Na visão do senador, a pandemia não teria tomado o curso que tomou no Brasil sem esse assessoramento paralelo ao presidente, que "influenciou diretamente suas decisões e seu discurso desde o início".
"Os integrantes do gabinete paralelo tinham conhecimento do uso que o presidente estava fazendo das informações fornecidas e, ainda assim, o assessoramento prosseguiu por todo o ano de 2020 e início de 2021. Parece clara a exigibilidade de conduta diversa (culpabilidade). Em razão disso, devem ser responsabilizados Nise Yamaguchi, Osmar Terra, Arthur Weintraub, Carlos Wizard e Paolo Zanotto pelo crime de epidemia", afirma Renan.
Renan Calheiros limitou a responsabilização de autoridades sobre o colapso no sistema de saúde em Manaus no relatório final da CPI da Covid. O parecer enquadra o ex-ministro Eduardo Pazuello e a secretária Mayra Pinheiro, do Ministério da Saúde, pelo caos na capital do Amazonas. Por outro lado, Renan decidiu não indiciar crimes de autoridades locais e foi alvo de críticas.
O colapso em Manaus após a falta de oxigênio em hospitais, a flexibilização de medidas de isolamento e o incentivo ao tratamento precoce foi a primeira causa incluída no escopo da CPI quando a comissão foi instalada, em abril. O relatório final apresentado pelo relator traz um capítulo sobre a situação em Manaus, denominado "Crise do Estado do Amazonas e a falta de coordenação do governo federal".

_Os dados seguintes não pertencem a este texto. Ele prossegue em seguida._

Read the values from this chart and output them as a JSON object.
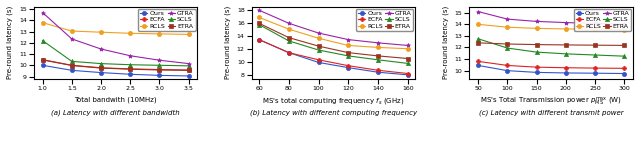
{
  "plot1": {
    "xlabel": "Total bandwith (10MHz)",
    "ylabel": "Pre-round latency (s)",
    "x": [
      1.0,
      1.5,
      2.0,
      2.5,
      3.0,
      3.5
    ],
    "xlim": [
      0.85,
      3.65
    ],
    "ylim": [
      8.8,
      15.2
    ],
    "yticks": [
      9,
      10,
      11,
      12,
      13,
      14,
      15
    ],
    "series": [
      {
        "name": "Ours",
        "color": "#3355cc",
        "marker": "o",
        "y": [
          10.0,
          9.55,
          9.35,
          9.2,
          9.1,
          9.05
        ]
      },
      {
        "name": "RCLS",
        "color": "#f0a020",
        "marker": "o",
        "y": [
          13.8,
          13.05,
          12.95,
          12.85,
          12.8,
          12.75
        ]
      },
      {
        "name": "SCLS",
        "color": "#228822",
        "marker": "^",
        "y": [
          12.2,
          10.35,
          10.15,
          10.05,
          10.0,
          9.95
        ]
      },
      {
        "name": "ECFA",
        "color": "#dd2222",
        "marker": "P",
        "y": [
          10.5,
          10.0,
          9.78,
          9.68,
          9.62,
          9.58
        ]
      },
      {
        "name": "GTRA",
        "color": "#9922aa",
        "marker": "*",
        "y": [
          14.7,
          12.35,
          11.45,
          10.85,
          10.45,
          10.15
        ]
      },
      {
        "name": "ETRA",
        "color": "#993322",
        "marker": "s",
        "y": [
          10.48,
          9.98,
          9.75,
          9.65,
          9.58,
          9.55
        ]
      }
    ],
    "caption": "(a) Latency with different bandwidth"
  },
  "plot2": {
    "xlabel": "MS's total computing frequency $f_s$ (GHz)",
    "ylabel": "Pre-round latency (s)",
    "x": [
      60,
      80,
      100,
      120,
      140,
      160
    ],
    "xlim": [
      55,
      165
    ],
    "ylim": [
      7.5,
      18.5
    ],
    "yticks": [
      8,
      10,
      12,
      14,
      16,
      18
    ],
    "series": [
      {
        "name": "Ours",
        "color": "#3355cc",
        "marker": "o",
        "y": [
          13.5,
          11.5,
          10.0,
          9.2,
          8.5,
          8.1
        ]
      },
      {
        "name": "RCLS",
        "color": "#f0a020",
        "marker": "o",
        "y": [
          16.9,
          15.1,
          13.7,
          12.6,
          12.3,
          12.1
        ]
      },
      {
        "name": "SCLS",
        "color": "#228822",
        "marker": "^",
        "y": [
          15.8,
          13.3,
          11.9,
          11.0,
          10.4,
          9.85
        ]
      },
      {
        "name": "ECFA",
        "color": "#dd2222",
        "marker": "P",
        "y": [
          13.5,
          11.5,
          10.4,
          9.5,
          8.8,
          8.3
        ]
      },
      {
        "name": "GTRA",
        "color": "#9922aa",
        "marker": "*",
        "y": [
          18.0,
          16.0,
          14.5,
          13.5,
          13.0,
          12.6
        ]
      },
      {
        "name": "ETRA",
        "color": "#993322",
        "marker": "s",
        "y": [
          16.0,
          13.8,
          12.5,
          11.5,
          11.0,
          10.6
        ]
      }
    ],
    "caption": "(b) Latency with different computing frequency"
  },
  "plot3": {
    "xlabel": "MS's Total Transmission power $p_{\\mathrm{MS}}^{\\mathrm{max}}$ (W)",
    "ylabel": "Pre-round latency (s)",
    "x": [
      50,
      100,
      150,
      200,
      250,
      300
    ],
    "xlim": [
      35,
      315
    ],
    "ylim": [
      9.3,
      15.5
    ],
    "yticks": [
      10,
      11,
      12,
      13,
      14,
      15
    ],
    "series": [
      {
        "name": "Ours",
        "color": "#3355cc",
        "marker": "o",
        "y": [
          10.45,
          10.0,
          9.85,
          9.8,
          9.78,
          9.75
        ]
      },
      {
        "name": "RCLS",
        "color": "#f0a020",
        "marker": "o",
        "y": [
          14.0,
          13.75,
          13.65,
          13.6,
          13.57,
          13.55
        ]
      },
      {
        "name": "SCLS",
        "color": "#228822",
        "marker": "^",
        "y": [
          12.75,
          11.95,
          11.6,
          11.45,
          11.35,
          11.25
        ]
      },
      {
        "name": "ECFA",
        "color": "#dd2222",
        "marker": "P",
        "y": [
          10.8,
          10.45,
          10.3,
          10.25,
          10.22,
          10.2
        ]
      },
      {
        "name": "GTRA",
        "color": "#9922aa",
        "marker": "*",
        "y": [
          15.1,
          14.45,
          14.25,
          14.15,
          14.08,
          14.0
        ]
      },
      {
        "name": "ETRA",
        "color": "#993322",
        "marker": "s",
        "y": [
          12.4,
          12.3,
          12.25,
          12.22,
          12.2,
          12.18
        ]
      }
    ],
    "caption": "(c) Latency with different transmit power"
  },
  "legend_order": [
    "Ours",
    "ECFA",
    "RCLS",
    "GTRA",
    "SCLS",
    "ETRA"
  ],
  "markersize": 3.0,
  "linewidth": 0.8,
  "fontsize_axis": 5.0,
  "fontsize_tick": 4.5,
  "fontsize_legend": 4.5,
  "fontsize_caption": 5.0
}
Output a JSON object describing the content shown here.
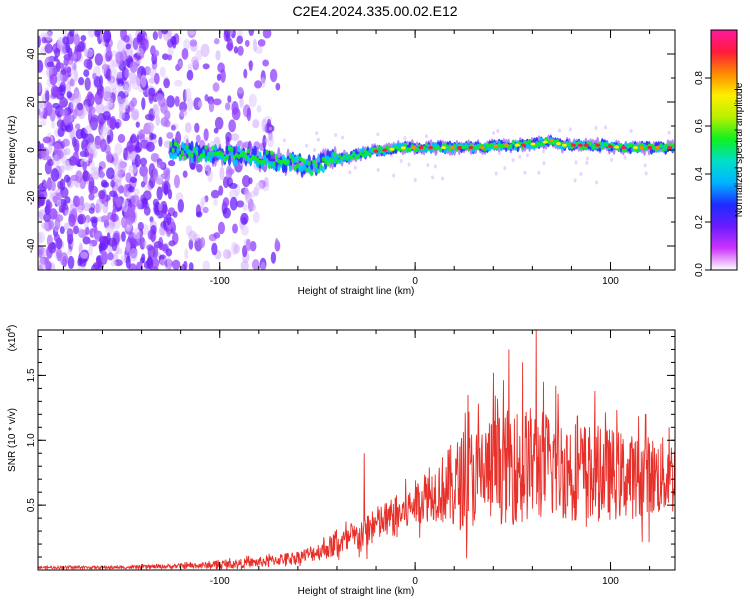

Ao relatar os episódios levantados pela comissão e os depoimentos ocorridos ao longo do funcionamento do colegiado, Renan concluiu que a secretária Mayra Pinheiro e o ex-ministro Pazuello, "pela omissão e pelo foco no tratamento precoce, e por terem feito de Manaus um laboratório humano, praticaram crime contra a humanidade e crime de prevaricação." Os dois estão na lista de indiciados do relator.
No caso de autoridades locais, o relator da CPI destacou que as condutas estão sendo investigadas por órgãos de controle e que espera a responsabilização se for comprovada a ocorrência de crime. Desde o início, Renan argumenta que o Senado não pode investigar Estados e municípios. O presidente da CPI, Omar Aziz (PSD-AM), afirmou que continuará defendendo a responsabilização de eventuais culpados pela crise no Estado.
Integrante da CPI, o senador Eduardo Braga (MDB-AM) criticou essa parte do relatório final e pediu a inclusão do governador Wilson Lima (PSC) na lista de indiciados. "É inaceitável que o relatório final não peça punição de nenhum dos responsáveis pelo caos vivido no Estado do Amazonas", disse o emedebista. "Não há nenhuma dúvida de que houve uma série de crimes e de criminosos que precisam ser punidos. Por isso, o Amazonas continua se sentindo injustiçado."